Du nouveau sur le préjudice ménager et les “chances de remariage” après un accident mortel

Me  Alexandre Guyaz signale un arrêt fribourgeois intéressant, qui l’a d’ailleurs suivi quant à la suppression de la réduction appliquée au conjoint ou partenaire de la victime, réduction fondée sur la prise en compte de “chances de remariage”.

Un cycliste de 35 ans est tué, son amie n’ayant que 24 ans lors de l’accident, 32 ans lors du jugement (!) Elle faisait valoir un préjudice ménager dû au décès, et refusait que son indemnité soit réduite pour “chances de remariage”. En première instance, elle n’a pas obtenu gain de cause, mais bien (partiellement) en 2ème instance.

La Cour d’appel estime que Mme, vivant désormais seule, subit tout de même un préjudice ménager. Certes, son ami faisait ausssi à peu près la moitié du travail ménager, de sorte qu’on pourrait penser que chacun “faisait sa part” et que, ainsi, Mme n’a pas pour elle-même plus de travail qu’auparavant. La Cour calcule cependant les heures sur la base des statistiques applicables en Suisse, et aboutit  à la conclusion qu’ensuite du décès elle doit faire 3 h. de plus qu’auparavant.  L’auteur résume ainsi : ” les heures de ménage que doit accomplir un conjoint survivant pour maintenir son niveau de vie sont en général supérieures à la moitié de l’ensemble des tâches accomplies précédemment par le couple”.

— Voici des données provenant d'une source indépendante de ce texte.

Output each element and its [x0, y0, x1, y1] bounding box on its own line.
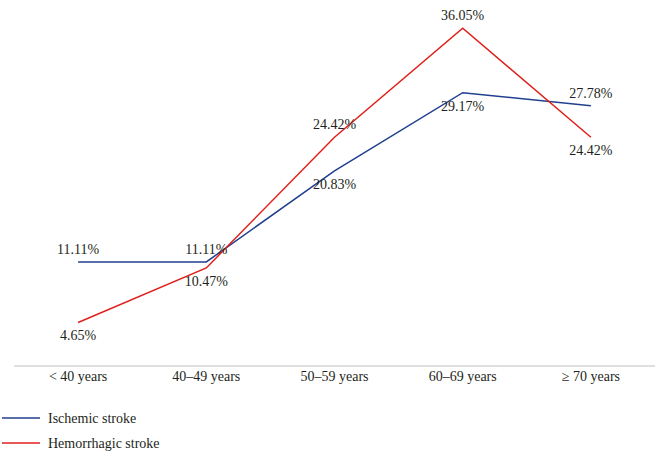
legend-swatch: [2, 417, 40, 419]
data-label: 11.11%: [57, 242, 99, 257]
legend: Ischemic stroke Hemorrhagic stroke: [2, 411, 160, 451]
legend-label: Hemorrhagic stroke: [48, 436, 160, 451]
chart: < 40 years 40–49 years 50–59 years 60–69 ye…: [0, 0, 669, 456]
data-labels: 11.11% 11.11% 20.83% 29.17% 27.78% 4.65% 10.47…: [57, 8, 613, 343]
x-tick-label: ≥ 70 years: [562, 369, 620, 384]
plot-area: [78, 28, 591, 322]
data-label: 29.17%: [441, 99, 485, 114]
x-tick-label: < 40 years: [49, 369, 107, 384]
data-label: 27.78%: [569, 86, 613, 101]
series-line: [78, 93, 591, 262]
data-label: 36.05%: [441, 8, 485, 23]
x-tick-label: 60–69 years: [429, 369, 497, 384]
data-label: 20.83%: [313, 177, 357, 192]
data-label: 10.47%: [185, 274, 229, 289]
chart-container: < 40 years 40–49 years 50–59 years 60–69 ye…: [0, 0, 669, 456]
data-label: 24.42%: [313, 117, 357, 132]
legend-label: Ischemic stroke: [48, 411, 136, 426]
y-range-line: [14, 10, 15, 366]
x-tick-label: 50–59 years: [300, 369, 368, 384]
data-label: 11.11%: [185, 242, 227, 257]
x-tick-label: 40–49 years: [172, 369, 240, 384]
data-label: 24.42%: [569, 143, 613, 158]
data-label: 4.65%: [60, 328, 97, 343]
legend-swatch: [2, 442, 40, 444]
series-line: [78, 28, 591, 322]
x-axis-line: [14, 366, 655, 367]
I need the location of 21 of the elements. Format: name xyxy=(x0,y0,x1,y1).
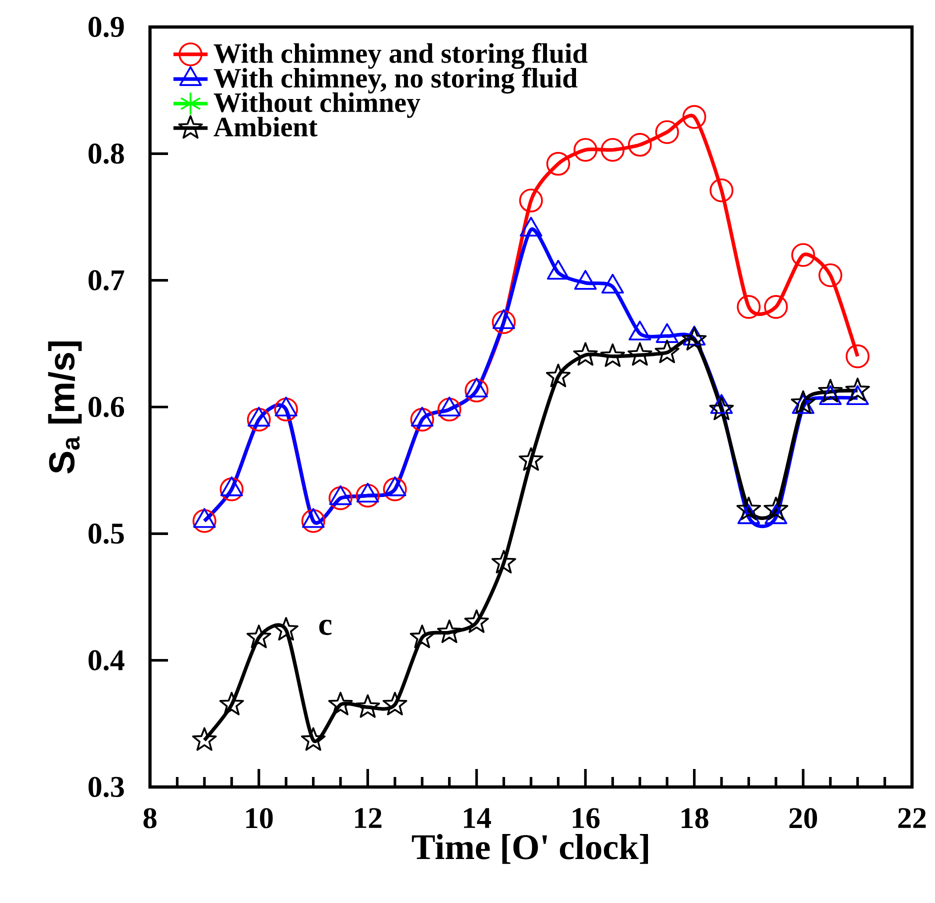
y-tick-label: 0.4 xyxy=(88,650,124,671)
x-tick-label: 12 xyxy=(355,808,382,828)
y-tick-label: 0.5 xyxy=(88,523,124,544)
y-tick-label: 0.9 xyxy=(88,16,124,38)
y-tick-label: 0.6 xyxy=(88,396,124,418)
legend-label: With chimney and storing fluid xyxy=(214,42,588,69)
x-tick-label: 18 xyxy=(682,808,708,828)
y-tick-label: 0.8 xyxy=(88,143,124,164)
x-tick-label: 10 xyxy=(246,808,273,828)
x-tick-label: 8 xyxy=(144,808,156,828)
y-tick-label: 0.3 xyxy=(88,776,124,798)
y-axis-title: S$_{a}$ [m/s] xyxy=(48,341,82,474)
legend-label: Without chimney xyxy=(214,92,420,118)
y-tick-label: 0.7 xyxy=(88,270,124,291)
x-tick-label: 16 xyxy=(572,808,600,828)
x-tick-label: 14 xyxy=(464,808,492,828)
x-tick-label: 22 xyxy=(898,808,926,828)
x-axis-title: Time [O' clock] xyxy=(412,834,648,864)
legend-label: Ambient xyxy=(214,116,318,137)
annotation: c xyxy=(319,620,332,636)
x-tick-label: 20 xyxy=(789,808,818,828)
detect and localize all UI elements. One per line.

Sur les chances de remariage : il faut effectivement  abandonner cette réduction, pour au moins 2 raisons :

- rien ne dit que l’hypothétique nouveau conjoint (ou partenaire ?) aura (financièrement)  de quoi réduire le dommage subi par le partenaire de la victime

- s’il a assez pour en quelque sorte “remplacer financièrement” le partenaire décédé,  il fait en réalité une libéralité (don) à son partenaire, et non à l’auteur du dommage (Guyaz tire un parallèle  - audacieux mais à notre avis parfaitement justifié – avec celui qui qui rachèterait une bague pour consoler la victime d’un vol : cela supprime-t-il la dette civile (obligation de réparer) du voleur de cette bague ?

Arrêt du 2 mars 2012 de la Cour d’appel FR, in HAVE/REAS, 3/2012, p.296 s.